A dataset that needs to generate (calculate) a conformation of a compound before docking simulation, and is used as a benchmark to verify the accuracy of that conformation.The compound species contained are protein-binding ligands, less than 5000.

Although it is a small dataset, it seems to be rich in structural diversity.It's not too heavy and seems to be ideal for practice. You can also download and use it with rdkit.

http://biosig.unimelb.edu.au/platinum/
Related papers:High-Quality Dataset of Protein-Bound Ligand Conformations and Its Application to Benchmarking Conformer Ensemble Generators
Japanese Reference Articles: Paper Memo – Benchmarking Commercial Conformer Ensemble Generators

Compound dataset

A dataset containing some objective variable such as a compound and its activity value.

Tox21

Data set for the Tox21 Data Challenge 2014 competition, sponsored by the National Institutes of Health (NIH), the US Environmental Protection Agency (EPA), and the US Food and Drug Administration (FDA) to compete for accuracy in toxicity prediction based on chemical structural formulas.

Nuclear receptor reporter genes (ER, AR, aromatase, etc.), stress response (p53, ARE,  HSEOther) assay results are included.

Molecule net

MoleculeNet is a benchmark dataset designed to test molecular property predictions by machine learning.It is based on multiple public databases and contains the following datasets:

  • QM7, QM8, QM9: Data set summarizing chemical structure and quantum chemistry calculation output value
  • Water solubility, logP
  • HIV replication inhibition, human β-secretase inhibition, etc.
  • Blood-brain barrier permeability, database of over-the-counter drugs and side effects, Tox21, ToxCast, etc.

kaggle: Predicting Molecular Properties

Data set of coupling constants between two atoms used in the kaggle competition..Given in the xyz coordinate data of the compound (about 13 compounds, 450 million atomic combinations and coupling constants).

Other references

Some of the above datasets are integrated into the deep learning frameworks "Deep Chem" and "Chainer chemistory" for the fields of chemistry and biology.
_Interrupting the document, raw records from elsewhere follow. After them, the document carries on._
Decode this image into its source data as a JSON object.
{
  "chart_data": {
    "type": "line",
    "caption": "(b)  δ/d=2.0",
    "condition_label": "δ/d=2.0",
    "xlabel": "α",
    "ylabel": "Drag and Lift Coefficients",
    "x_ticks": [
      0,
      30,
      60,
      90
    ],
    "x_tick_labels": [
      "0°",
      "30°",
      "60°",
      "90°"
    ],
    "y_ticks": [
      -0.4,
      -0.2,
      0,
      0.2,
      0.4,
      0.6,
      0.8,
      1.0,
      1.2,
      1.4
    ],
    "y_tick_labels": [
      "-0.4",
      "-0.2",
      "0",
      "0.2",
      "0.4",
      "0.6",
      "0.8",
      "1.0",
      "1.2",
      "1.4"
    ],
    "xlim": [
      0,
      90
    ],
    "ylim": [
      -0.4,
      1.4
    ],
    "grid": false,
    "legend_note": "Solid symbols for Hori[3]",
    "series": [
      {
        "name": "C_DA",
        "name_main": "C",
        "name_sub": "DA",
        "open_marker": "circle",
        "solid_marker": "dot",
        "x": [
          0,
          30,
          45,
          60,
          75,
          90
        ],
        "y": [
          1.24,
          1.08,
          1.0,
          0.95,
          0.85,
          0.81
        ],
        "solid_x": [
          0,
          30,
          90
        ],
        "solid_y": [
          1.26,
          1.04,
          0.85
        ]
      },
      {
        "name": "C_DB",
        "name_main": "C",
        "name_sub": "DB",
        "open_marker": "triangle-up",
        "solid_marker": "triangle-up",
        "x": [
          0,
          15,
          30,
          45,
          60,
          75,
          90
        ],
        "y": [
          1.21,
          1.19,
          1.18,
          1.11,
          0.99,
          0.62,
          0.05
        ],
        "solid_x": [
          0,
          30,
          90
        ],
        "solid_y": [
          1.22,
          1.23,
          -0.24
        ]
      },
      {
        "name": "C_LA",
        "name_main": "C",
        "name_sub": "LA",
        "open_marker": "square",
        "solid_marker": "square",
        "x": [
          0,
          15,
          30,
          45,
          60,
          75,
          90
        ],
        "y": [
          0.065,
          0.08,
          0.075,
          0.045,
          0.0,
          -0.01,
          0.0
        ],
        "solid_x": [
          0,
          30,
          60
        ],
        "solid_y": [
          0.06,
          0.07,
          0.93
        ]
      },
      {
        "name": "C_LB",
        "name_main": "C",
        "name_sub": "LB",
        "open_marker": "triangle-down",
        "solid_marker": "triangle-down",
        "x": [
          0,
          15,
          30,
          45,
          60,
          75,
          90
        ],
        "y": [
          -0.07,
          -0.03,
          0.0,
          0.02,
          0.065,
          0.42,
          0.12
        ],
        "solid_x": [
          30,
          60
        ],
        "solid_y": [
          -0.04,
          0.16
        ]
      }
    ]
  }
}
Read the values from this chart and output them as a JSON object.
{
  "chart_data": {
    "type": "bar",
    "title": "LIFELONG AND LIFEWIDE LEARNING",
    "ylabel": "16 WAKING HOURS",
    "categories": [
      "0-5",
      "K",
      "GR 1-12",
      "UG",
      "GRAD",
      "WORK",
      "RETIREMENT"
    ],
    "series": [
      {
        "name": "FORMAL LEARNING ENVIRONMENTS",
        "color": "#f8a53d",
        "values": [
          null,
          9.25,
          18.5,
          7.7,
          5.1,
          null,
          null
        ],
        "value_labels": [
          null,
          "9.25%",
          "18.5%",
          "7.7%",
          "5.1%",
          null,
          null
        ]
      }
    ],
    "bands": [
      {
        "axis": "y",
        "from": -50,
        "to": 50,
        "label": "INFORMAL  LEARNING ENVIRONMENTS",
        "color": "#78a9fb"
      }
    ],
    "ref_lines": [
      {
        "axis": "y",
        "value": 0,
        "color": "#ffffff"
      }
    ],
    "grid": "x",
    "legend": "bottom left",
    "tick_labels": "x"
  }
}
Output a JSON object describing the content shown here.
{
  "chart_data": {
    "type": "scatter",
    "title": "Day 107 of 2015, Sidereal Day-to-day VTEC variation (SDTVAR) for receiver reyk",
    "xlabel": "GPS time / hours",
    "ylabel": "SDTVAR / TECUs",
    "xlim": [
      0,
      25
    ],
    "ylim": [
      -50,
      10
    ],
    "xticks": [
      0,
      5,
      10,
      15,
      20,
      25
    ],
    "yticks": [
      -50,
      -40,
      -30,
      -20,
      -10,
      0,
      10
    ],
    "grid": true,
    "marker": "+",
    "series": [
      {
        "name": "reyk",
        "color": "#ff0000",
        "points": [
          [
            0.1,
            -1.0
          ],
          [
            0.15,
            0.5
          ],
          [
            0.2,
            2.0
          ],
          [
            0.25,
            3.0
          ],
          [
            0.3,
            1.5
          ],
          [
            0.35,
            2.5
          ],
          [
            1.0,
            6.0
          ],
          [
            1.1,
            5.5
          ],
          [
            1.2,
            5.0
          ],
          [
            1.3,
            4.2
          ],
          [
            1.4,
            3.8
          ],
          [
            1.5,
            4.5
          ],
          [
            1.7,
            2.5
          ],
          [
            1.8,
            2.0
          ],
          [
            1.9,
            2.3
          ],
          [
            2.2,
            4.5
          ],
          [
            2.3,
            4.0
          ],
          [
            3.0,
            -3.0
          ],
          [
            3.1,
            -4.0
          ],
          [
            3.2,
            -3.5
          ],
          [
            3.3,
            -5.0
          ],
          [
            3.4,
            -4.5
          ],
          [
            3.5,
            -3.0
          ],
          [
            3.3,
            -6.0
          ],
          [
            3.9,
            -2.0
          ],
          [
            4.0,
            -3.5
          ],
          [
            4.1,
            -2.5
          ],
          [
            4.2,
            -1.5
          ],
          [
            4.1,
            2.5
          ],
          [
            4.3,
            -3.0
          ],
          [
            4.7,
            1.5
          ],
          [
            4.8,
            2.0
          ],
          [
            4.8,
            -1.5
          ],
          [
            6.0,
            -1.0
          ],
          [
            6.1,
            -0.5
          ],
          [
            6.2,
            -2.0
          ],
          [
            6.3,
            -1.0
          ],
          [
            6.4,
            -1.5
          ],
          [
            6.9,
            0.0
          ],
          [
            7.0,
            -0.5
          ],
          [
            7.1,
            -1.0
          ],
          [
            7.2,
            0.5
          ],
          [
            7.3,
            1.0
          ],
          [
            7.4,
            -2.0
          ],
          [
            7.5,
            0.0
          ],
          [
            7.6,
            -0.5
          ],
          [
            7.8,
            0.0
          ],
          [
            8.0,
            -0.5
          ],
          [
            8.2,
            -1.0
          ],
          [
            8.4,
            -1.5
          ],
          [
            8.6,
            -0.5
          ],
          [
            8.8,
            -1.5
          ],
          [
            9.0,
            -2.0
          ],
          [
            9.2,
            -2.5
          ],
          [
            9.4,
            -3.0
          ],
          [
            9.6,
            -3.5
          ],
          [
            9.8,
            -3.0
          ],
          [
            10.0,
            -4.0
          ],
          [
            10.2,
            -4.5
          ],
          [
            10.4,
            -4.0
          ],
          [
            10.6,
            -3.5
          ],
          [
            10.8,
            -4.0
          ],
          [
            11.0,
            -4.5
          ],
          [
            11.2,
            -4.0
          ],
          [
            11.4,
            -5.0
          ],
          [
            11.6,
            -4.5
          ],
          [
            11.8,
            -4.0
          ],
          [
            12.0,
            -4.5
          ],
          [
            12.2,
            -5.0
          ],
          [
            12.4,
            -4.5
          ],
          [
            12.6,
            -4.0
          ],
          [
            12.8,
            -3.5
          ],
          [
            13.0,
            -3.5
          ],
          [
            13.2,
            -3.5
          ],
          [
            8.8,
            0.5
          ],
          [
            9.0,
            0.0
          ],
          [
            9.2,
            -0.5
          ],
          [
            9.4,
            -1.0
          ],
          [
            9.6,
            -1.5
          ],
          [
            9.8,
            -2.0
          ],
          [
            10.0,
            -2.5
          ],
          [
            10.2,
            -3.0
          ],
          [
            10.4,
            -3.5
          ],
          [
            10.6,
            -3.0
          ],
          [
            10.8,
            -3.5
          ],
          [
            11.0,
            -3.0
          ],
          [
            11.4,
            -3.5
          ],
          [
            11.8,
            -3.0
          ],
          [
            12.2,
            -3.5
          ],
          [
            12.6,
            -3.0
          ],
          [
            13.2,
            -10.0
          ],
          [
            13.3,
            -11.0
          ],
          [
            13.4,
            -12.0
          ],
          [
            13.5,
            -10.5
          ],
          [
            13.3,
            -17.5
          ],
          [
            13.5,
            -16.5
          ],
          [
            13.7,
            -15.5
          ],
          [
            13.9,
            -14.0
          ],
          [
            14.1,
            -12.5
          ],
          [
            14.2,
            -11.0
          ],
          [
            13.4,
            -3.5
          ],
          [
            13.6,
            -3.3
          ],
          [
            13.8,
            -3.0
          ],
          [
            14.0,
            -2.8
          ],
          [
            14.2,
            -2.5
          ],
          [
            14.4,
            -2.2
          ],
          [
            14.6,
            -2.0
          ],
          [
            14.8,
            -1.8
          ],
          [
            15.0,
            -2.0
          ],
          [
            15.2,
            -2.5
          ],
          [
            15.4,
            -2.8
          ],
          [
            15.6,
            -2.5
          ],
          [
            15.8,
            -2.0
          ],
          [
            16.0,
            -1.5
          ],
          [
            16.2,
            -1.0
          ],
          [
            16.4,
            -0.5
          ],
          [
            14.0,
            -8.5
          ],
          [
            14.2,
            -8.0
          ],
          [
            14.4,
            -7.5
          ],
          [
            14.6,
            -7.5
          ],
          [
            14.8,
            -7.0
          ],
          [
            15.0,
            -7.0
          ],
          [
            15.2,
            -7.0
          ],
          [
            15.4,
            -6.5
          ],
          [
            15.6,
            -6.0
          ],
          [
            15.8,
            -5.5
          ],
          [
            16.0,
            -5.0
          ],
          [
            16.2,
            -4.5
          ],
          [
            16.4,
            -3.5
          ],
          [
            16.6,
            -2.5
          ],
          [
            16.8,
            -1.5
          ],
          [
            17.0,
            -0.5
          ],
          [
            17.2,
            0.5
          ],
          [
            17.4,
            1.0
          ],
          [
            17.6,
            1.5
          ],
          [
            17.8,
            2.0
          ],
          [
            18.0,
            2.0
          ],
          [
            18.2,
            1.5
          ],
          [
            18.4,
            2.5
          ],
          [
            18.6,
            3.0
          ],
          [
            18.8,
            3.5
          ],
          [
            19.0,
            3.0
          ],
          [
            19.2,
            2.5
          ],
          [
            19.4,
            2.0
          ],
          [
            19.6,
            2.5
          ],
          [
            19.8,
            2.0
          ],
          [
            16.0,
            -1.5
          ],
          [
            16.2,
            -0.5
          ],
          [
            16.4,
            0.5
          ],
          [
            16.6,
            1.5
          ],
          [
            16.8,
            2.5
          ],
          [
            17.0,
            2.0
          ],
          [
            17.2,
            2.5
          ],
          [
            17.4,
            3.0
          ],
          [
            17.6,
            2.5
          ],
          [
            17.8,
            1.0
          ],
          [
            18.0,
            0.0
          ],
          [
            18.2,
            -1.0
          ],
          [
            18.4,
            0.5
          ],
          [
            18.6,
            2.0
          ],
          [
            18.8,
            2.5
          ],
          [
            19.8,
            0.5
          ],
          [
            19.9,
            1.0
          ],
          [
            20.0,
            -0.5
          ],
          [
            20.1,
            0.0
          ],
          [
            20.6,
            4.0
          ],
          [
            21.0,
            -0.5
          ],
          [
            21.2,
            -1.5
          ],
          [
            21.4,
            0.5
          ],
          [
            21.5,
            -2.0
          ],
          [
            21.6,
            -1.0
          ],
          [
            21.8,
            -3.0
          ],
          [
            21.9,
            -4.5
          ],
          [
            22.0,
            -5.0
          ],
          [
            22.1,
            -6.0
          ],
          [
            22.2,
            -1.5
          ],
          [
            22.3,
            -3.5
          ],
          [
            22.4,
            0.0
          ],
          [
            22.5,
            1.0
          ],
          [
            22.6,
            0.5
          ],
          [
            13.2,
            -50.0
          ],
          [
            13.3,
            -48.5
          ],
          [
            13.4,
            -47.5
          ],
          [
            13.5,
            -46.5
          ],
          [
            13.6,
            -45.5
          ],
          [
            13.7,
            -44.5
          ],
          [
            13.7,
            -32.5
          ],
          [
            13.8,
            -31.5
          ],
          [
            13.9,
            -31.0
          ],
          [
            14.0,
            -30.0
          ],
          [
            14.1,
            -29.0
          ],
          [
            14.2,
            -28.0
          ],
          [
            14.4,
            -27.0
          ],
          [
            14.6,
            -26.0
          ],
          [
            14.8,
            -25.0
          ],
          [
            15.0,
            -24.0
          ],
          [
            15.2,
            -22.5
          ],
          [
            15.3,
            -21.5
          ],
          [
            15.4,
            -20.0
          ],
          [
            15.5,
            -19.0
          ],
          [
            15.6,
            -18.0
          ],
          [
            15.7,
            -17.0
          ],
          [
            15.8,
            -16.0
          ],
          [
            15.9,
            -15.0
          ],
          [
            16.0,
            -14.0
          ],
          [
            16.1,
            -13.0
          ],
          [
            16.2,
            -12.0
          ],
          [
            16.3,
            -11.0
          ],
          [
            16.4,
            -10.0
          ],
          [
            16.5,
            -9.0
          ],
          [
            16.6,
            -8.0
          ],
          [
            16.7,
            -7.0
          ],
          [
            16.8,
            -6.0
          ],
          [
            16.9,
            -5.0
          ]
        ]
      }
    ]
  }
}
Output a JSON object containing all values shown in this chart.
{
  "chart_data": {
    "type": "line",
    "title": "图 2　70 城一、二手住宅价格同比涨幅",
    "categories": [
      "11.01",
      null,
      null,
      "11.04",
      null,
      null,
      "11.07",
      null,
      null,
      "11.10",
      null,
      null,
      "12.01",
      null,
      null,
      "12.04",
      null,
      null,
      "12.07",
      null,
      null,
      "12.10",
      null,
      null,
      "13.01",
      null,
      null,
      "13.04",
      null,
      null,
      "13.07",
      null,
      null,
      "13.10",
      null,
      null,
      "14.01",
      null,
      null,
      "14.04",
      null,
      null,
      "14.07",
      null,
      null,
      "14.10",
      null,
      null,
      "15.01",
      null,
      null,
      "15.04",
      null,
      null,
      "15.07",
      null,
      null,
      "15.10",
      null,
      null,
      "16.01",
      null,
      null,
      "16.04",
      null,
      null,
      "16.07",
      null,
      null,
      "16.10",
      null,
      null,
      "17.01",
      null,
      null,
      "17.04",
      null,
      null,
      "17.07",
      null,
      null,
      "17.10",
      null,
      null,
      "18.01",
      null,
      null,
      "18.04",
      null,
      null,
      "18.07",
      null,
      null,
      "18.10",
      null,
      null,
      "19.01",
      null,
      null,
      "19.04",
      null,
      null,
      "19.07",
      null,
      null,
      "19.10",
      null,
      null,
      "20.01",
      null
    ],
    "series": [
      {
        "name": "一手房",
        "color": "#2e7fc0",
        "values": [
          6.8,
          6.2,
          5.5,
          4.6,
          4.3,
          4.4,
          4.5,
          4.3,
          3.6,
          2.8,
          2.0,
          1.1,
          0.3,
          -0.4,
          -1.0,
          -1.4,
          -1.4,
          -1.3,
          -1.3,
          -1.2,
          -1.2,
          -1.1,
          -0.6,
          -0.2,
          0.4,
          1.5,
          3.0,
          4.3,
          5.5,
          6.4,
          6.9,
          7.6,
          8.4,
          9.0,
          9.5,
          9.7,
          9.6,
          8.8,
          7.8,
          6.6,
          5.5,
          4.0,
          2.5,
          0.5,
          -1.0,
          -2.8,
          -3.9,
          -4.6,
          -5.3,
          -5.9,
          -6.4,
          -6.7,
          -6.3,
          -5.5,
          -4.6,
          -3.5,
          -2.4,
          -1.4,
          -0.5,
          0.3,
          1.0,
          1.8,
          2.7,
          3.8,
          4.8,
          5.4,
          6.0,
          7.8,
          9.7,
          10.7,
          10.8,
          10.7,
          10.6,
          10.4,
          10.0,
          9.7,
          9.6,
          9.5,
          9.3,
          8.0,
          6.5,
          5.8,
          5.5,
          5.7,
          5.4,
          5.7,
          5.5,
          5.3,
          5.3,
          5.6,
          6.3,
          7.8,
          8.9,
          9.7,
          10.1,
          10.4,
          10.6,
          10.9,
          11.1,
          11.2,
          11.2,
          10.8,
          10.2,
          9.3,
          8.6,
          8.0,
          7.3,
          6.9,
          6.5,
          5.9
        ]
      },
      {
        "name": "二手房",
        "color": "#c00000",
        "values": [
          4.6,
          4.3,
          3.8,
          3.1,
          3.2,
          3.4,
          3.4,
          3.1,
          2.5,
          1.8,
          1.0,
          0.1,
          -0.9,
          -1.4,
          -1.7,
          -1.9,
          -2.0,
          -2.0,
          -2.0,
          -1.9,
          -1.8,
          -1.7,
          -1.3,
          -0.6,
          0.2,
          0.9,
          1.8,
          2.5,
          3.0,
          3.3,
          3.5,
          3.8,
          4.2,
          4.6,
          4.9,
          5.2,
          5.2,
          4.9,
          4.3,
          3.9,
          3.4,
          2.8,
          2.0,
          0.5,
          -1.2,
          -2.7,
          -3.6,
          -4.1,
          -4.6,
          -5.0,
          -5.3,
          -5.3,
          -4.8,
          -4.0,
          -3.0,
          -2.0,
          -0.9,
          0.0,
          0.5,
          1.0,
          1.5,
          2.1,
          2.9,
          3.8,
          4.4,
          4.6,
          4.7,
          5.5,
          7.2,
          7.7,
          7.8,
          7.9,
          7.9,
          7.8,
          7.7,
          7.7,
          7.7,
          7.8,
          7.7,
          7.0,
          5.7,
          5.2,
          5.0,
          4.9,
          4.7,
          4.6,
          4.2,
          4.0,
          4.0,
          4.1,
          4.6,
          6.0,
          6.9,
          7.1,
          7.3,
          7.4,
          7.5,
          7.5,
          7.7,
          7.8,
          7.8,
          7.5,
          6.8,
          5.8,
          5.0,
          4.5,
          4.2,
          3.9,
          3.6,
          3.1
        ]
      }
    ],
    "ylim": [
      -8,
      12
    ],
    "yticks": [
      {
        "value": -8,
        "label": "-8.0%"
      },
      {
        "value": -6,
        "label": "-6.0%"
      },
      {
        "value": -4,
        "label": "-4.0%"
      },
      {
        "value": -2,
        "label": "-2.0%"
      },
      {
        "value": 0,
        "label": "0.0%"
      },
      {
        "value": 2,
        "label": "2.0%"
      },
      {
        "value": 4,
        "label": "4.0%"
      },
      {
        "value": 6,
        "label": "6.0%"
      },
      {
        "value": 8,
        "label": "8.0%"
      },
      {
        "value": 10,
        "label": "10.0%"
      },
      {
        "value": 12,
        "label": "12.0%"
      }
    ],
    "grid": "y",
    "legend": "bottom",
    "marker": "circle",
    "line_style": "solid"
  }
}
Deep Chem supports Molecule net, Chainer chemistry supports Molecule net, QM9, Tox21, and Zinc.

There was also a site like this that compiled a list of life science databases.Not only compounds, but also genomes and organisms.
Integbio database catalog

I participated in the kaggle competition "Predicting Molecular Properties", but it took a long time to calculate with huge data (300 MB or more with features added), and I had a hard time.When practicing visualization of compound data, establishment and verification of machine learning models, I felt that Molecule net, Tox21, or rather LogP would be sufficient at all.